Shankly faleceu em 1981 e portanto não viu muito do
governo Thatcher, que perdurou na Inglaterra de 1979 a 1990, nem da troca de
farpas que se estendeu por mais de uma década entre a Dama de Ferro e moradores
e políticos de Liverpool, reduto trabalhista e sindicalista desde os primórdios
da revolução industrial, originada justamente na Inglaterra. Tais valores eram
abraçados pelo clube da cidade, mas não combinavam em nada com as prioridades
da primeira-ministra do país, sabidamente voltadas à capital Londres.
Por outro lado, os princípios chamados
"esquerdistas" em muito combinam com as crenças de Jürgen Klopp – que
Shankly também, e aí infelizmente, não teria oportunidade de ver ascender nos
Reds.
"É uma combinação que realmente é favorável. Os
valores que Jürgen Klopp carrega em sua vida influenciam nas formas como o
clube o enxerga e também a comunidade de Liverpool o enxerga", diz
Maurício Simões, responsável pelo podcast Melwood
Pub, especializado no Liverpool. "Nada melhor para um clube
importante ter um comandante que entende a comunidade e o que ela significa
para cada um", completa.
"O Klopp se identificou muito com a cidade desde que
chegou. Até por isso tinham discussões entre os torcedores, antes mesmo do
título da Liga dos Campeões, de ele ser adicionado à bandeira mesmo no caso de
não conquistar títulos", acrescenta Luiz Felipe, da Make Us Dream Brasil.
Não é exagero enaltecer a relação de quase quatro anos
entre Klopp e Liverpool. Em sua biografia escrita pelo jornalista alemão
Raphael Honigstein, o técnico diz: "nunca pagarei um plano privado de
saúde.
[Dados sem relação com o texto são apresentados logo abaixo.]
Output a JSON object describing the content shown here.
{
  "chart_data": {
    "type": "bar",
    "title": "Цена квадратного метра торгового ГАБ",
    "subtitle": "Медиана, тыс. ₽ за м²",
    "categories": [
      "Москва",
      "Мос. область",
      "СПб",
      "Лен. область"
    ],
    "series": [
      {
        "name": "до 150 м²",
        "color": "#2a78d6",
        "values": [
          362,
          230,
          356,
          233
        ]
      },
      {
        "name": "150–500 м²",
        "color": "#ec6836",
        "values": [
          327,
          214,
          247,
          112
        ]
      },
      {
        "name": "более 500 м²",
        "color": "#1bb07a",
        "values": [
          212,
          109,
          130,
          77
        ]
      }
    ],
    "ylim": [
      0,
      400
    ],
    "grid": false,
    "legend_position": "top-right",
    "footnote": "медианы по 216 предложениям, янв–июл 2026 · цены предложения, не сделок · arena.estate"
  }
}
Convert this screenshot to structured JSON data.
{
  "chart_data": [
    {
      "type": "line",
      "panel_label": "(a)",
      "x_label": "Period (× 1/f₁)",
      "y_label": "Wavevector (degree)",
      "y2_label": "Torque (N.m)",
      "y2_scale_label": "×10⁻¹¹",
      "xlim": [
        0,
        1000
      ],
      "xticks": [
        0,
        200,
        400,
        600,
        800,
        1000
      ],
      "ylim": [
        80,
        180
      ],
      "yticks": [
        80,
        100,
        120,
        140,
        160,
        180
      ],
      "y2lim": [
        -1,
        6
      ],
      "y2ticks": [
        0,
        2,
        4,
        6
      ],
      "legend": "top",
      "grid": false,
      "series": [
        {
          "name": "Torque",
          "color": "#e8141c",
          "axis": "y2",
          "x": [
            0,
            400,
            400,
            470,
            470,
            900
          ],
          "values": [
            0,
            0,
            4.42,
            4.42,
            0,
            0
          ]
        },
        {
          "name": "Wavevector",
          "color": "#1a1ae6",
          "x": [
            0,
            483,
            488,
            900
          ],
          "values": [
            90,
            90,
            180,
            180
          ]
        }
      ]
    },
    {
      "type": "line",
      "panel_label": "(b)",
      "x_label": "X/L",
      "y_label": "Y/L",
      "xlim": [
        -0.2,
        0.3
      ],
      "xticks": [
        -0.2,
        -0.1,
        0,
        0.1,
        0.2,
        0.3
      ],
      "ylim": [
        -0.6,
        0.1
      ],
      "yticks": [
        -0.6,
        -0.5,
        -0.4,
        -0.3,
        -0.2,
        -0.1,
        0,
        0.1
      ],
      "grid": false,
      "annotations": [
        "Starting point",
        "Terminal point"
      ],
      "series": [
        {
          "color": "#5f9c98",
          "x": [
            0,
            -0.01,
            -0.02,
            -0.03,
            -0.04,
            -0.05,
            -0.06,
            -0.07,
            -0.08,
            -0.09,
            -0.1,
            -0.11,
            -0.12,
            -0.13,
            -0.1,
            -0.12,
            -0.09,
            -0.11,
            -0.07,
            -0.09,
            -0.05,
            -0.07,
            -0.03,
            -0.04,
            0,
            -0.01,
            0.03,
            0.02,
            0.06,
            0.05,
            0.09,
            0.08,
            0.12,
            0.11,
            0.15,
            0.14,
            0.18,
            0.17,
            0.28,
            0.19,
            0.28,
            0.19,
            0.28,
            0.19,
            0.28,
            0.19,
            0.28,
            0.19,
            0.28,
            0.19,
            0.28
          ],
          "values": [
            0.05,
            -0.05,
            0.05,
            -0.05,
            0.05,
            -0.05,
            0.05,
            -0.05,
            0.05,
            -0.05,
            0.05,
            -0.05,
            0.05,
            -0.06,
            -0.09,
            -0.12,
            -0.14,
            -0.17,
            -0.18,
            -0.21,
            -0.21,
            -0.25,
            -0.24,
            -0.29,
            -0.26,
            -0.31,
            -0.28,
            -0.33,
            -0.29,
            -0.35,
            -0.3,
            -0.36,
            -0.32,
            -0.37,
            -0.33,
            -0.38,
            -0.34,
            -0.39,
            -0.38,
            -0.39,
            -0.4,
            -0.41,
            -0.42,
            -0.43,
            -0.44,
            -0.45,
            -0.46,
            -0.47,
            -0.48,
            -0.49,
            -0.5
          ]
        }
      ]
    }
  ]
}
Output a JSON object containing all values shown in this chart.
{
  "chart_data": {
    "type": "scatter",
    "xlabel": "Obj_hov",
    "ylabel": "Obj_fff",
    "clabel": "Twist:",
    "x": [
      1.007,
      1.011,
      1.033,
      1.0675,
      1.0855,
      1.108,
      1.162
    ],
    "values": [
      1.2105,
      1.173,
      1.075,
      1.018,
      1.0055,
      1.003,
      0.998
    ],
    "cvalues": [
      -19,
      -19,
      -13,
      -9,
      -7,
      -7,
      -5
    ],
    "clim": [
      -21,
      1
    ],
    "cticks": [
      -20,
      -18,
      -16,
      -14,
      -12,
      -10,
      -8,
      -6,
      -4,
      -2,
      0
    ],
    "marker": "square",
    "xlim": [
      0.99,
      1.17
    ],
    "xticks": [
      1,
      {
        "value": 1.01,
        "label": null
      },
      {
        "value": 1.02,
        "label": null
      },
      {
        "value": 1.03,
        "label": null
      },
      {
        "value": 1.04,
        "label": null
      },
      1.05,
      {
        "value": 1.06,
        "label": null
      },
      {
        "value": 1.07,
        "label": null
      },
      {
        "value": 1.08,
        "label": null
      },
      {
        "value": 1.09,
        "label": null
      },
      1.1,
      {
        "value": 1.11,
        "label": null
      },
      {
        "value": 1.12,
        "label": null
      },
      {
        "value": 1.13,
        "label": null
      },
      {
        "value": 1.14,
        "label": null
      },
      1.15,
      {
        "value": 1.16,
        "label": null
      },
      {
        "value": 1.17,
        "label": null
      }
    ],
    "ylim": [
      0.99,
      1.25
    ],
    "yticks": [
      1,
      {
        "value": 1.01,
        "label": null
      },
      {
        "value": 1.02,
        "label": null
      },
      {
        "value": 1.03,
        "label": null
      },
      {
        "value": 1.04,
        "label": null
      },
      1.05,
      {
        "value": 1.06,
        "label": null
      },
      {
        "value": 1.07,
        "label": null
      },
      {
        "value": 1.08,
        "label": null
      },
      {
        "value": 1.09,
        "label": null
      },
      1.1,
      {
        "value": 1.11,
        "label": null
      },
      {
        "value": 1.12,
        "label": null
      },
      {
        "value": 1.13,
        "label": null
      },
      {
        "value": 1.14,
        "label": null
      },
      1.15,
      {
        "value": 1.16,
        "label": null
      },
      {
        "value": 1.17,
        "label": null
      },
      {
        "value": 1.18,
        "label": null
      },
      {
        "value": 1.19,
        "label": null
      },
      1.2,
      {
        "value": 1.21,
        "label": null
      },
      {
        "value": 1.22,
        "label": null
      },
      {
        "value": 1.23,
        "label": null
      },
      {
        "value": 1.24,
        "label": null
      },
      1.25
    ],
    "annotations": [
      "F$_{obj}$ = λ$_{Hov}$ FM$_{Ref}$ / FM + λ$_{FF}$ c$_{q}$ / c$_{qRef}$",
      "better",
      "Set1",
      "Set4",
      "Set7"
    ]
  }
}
Nunca votarei em um partido porque promete baixar os impostos. Se há
algo que jamais farei em toda minha vida é votar na direita". Ele se
intitula admirador da social-democracia, com ideias de centro-esquerda tidas
como alternativas a governos excessivamente autoritários e/ou nacionalistas.
Hoje Liverpool tem como prefeito o social-democrata Joe
Anderson, do Partido Trabalhista.
Numa entrevista ao jornal The Guardian, Klopp destrinchou
seu posicionamento sobre o processo de saída da União Europeia que se arrasta
há três anos no Reino Unido. "A União Europeia não é, não foi e nem será
perfeita. Mas é a melhor ideia que tivemos até hoje. Devemos repensar o Brexit,
levá-lo à votação novamente, mas desta vez com as pessoas devidamente
informadas", opinou o técnico.
Chama atenção em meio a tudo isso o fato de ser cada vez
mais incomum hoje um clube ou um técnico de futebol se posicionar em questões
além das quatro linhas. Liverpool e Klopp são exceções: dão seta à esquerda
nesse congestionamento de tanta gente quase parada e até na contramão.
"O que fica cada vez mais claro, a cada dia que passa,
é que Klopp é o cara perfeito para comandar o Liverpool", opina Maurício
Simões. "Mesmo quando erra, é um personagem que entende onde está e faz
tudo o que está ao alcance para devolver aos scousers a
expectativa que nele depositaram."
Uma homenagem como essa inaugurada sexta no estádio do
Liverpool, assim, mostra-se um golaço de torcedores que, como o atual técnico
de sua equipe, valorizam a história do clube de coração. Melhor para os seis
figurões que, de tão queridos entre os Reds, agora assistem a tudo no Anfield
"de cadeiras cativas". Ali na bandeira. De Shankly a Klopp, da
esquerda para a direita. Ou melhor, juntos.